The second case is as a replacement for the older forward-walking jump threading done by VRP/DOM that we're phasing out.  These are less profitable and have much lower copying thresholds.

#4 means that we've got the latter case.  But the code is not identifying it as such.  The code tests !threaded_through_latch when it should be testing !(threaded_through_latch && threaded_multiway_branch).

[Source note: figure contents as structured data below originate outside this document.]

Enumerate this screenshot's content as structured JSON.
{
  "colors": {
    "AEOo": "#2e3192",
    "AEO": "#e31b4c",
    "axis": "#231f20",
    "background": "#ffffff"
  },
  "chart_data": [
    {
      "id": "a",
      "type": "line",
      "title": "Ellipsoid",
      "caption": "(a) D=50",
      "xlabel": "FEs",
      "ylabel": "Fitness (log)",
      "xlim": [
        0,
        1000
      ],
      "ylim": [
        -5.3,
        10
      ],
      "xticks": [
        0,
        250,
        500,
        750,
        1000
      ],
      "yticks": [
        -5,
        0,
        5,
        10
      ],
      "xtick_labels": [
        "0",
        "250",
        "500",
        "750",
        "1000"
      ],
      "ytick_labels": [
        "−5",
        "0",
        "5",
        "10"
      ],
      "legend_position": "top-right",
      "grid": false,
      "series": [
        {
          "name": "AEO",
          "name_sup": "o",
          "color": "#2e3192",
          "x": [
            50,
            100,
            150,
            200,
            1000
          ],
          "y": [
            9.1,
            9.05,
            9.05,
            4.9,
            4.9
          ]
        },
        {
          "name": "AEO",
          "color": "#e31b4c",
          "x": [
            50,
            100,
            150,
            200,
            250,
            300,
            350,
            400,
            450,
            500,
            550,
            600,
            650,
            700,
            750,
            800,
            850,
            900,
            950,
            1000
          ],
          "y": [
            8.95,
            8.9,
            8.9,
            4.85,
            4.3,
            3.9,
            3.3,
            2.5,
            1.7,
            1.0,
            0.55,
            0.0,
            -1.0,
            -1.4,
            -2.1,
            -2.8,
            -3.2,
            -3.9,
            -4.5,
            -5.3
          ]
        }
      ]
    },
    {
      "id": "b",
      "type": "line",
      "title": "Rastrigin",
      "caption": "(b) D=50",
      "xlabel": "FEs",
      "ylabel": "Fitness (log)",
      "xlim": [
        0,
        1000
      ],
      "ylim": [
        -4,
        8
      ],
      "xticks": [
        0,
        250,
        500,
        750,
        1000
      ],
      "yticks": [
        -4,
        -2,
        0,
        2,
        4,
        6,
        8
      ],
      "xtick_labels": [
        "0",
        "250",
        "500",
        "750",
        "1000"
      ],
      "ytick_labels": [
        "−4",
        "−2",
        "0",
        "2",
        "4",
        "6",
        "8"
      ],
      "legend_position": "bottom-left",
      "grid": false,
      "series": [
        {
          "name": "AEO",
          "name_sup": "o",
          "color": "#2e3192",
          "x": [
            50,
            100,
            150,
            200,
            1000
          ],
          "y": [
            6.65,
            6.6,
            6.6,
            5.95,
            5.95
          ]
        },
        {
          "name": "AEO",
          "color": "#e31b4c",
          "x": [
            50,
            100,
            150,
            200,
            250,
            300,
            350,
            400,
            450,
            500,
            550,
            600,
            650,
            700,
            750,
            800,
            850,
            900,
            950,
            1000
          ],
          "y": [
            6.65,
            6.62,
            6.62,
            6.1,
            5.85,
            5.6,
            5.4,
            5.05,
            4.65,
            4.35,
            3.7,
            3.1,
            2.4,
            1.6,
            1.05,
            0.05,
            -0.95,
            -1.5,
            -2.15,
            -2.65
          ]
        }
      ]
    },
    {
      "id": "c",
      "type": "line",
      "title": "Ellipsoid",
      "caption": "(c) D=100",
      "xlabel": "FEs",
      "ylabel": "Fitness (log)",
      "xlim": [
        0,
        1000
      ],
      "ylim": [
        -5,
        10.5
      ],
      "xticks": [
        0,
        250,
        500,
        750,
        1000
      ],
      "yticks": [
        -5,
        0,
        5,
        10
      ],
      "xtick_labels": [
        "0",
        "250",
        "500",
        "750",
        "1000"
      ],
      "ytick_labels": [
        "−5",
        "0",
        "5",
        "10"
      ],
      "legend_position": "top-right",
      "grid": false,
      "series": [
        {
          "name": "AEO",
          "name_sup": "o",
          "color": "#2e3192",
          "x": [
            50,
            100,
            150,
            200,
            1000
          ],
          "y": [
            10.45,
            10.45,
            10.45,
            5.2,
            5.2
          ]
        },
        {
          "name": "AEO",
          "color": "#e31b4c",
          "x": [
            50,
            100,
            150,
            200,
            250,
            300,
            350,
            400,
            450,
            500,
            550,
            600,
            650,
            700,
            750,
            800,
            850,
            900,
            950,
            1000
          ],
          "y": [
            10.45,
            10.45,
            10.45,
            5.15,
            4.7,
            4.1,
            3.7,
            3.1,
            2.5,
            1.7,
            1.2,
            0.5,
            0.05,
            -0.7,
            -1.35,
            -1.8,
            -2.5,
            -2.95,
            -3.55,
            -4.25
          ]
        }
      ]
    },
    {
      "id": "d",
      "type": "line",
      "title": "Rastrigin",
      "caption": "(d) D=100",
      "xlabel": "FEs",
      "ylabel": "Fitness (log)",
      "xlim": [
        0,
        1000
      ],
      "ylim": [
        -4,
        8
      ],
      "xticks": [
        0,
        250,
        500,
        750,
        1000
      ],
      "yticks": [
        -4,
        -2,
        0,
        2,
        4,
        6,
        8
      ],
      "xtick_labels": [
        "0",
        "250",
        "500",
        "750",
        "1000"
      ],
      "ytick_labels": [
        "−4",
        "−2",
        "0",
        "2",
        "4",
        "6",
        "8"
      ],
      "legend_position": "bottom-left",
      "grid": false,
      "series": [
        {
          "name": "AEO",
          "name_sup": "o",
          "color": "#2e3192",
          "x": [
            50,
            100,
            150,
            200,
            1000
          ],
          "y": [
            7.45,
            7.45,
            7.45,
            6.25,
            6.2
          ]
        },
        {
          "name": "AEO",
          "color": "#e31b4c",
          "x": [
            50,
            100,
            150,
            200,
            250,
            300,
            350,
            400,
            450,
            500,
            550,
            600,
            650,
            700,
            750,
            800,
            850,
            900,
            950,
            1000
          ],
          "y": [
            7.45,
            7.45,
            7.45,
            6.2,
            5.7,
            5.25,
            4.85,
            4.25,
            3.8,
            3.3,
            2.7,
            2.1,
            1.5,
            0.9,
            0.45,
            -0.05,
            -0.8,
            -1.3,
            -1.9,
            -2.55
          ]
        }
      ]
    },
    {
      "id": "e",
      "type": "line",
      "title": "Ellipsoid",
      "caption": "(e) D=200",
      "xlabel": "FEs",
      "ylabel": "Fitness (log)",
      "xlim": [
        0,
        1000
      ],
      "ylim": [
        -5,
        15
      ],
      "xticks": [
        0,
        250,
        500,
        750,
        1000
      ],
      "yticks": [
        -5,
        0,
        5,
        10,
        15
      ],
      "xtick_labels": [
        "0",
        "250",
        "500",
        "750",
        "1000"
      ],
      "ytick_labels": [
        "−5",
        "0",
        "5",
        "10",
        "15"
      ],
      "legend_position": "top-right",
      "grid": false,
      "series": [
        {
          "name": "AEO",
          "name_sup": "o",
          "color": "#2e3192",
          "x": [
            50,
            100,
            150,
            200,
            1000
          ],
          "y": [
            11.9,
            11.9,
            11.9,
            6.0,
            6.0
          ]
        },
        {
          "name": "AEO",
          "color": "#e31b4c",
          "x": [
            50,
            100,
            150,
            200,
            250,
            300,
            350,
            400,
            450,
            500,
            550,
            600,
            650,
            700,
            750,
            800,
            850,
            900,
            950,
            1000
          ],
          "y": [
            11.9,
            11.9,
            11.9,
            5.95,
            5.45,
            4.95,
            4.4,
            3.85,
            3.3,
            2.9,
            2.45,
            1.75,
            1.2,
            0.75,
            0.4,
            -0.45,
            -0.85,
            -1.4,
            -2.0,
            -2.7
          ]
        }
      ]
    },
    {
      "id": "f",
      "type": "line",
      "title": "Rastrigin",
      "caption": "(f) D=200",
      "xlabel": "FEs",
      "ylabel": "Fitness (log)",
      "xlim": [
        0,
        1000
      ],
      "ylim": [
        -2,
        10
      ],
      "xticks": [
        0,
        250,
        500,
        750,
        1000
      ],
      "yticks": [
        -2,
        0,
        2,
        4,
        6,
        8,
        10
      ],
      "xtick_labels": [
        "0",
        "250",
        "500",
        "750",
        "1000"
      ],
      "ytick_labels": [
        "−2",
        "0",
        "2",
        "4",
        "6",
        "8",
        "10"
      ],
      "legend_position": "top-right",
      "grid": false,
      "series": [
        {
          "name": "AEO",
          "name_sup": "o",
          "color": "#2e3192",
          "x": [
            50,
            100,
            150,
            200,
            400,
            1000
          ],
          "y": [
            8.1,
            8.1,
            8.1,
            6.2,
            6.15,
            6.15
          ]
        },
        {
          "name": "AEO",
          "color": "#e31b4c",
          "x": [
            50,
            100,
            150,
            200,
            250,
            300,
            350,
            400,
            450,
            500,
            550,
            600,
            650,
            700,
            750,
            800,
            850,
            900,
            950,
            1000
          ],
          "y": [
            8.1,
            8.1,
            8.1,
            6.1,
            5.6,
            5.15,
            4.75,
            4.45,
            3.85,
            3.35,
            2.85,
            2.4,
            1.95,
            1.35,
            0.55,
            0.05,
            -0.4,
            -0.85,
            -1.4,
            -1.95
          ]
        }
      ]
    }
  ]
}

Fixing that results in all those threads around the loop being rejected as needing too many statement copies.  Only two small/short jump threads are realized.  All the undesirable copying is gone and we have a stack size of 140 bytes.
Comment 17 Jeffrey A. Law 2016-03-22 21:33:06 UTC
Author: law
Date: Tue Mar 22 21:32:34 2016
New Revision: 234409

URL: https://gcc.gnu.org/viewcvs?rev=234409&root=gcc&view=rev
Log:
	PR target/70232
	tree-ssa-threadbackward.c
	(fsm_find_control_statement_thread_paths): Correctly distinguish
	between old style jump threads vs FSM jump threads.

	PR target/70232
	* gcc.dg/tree-ssa/pr70232.c: New test.

Added:
    trunk/gcc/testsuite/gcc.dg/tree-ssa/pr70232.c
Modified:
    trunk/gcc/ChangeLog
    trunk/gcc/testsuite/ChangeLog
    trunk/gcc/tree-ssa-threadbackward.c
Comment 18 Jeffrey A. Law 2016-03-22 21:41:35 UTC
Fixed on the trunk.
Comment 19 Arnd Bergmann 2016-03-23 09:43:05 UTC
I've confirmed that the current gcc trunk addresses the original problem in the Linux kernel build, aside from the reduced test case. Thanks a lot for working on this!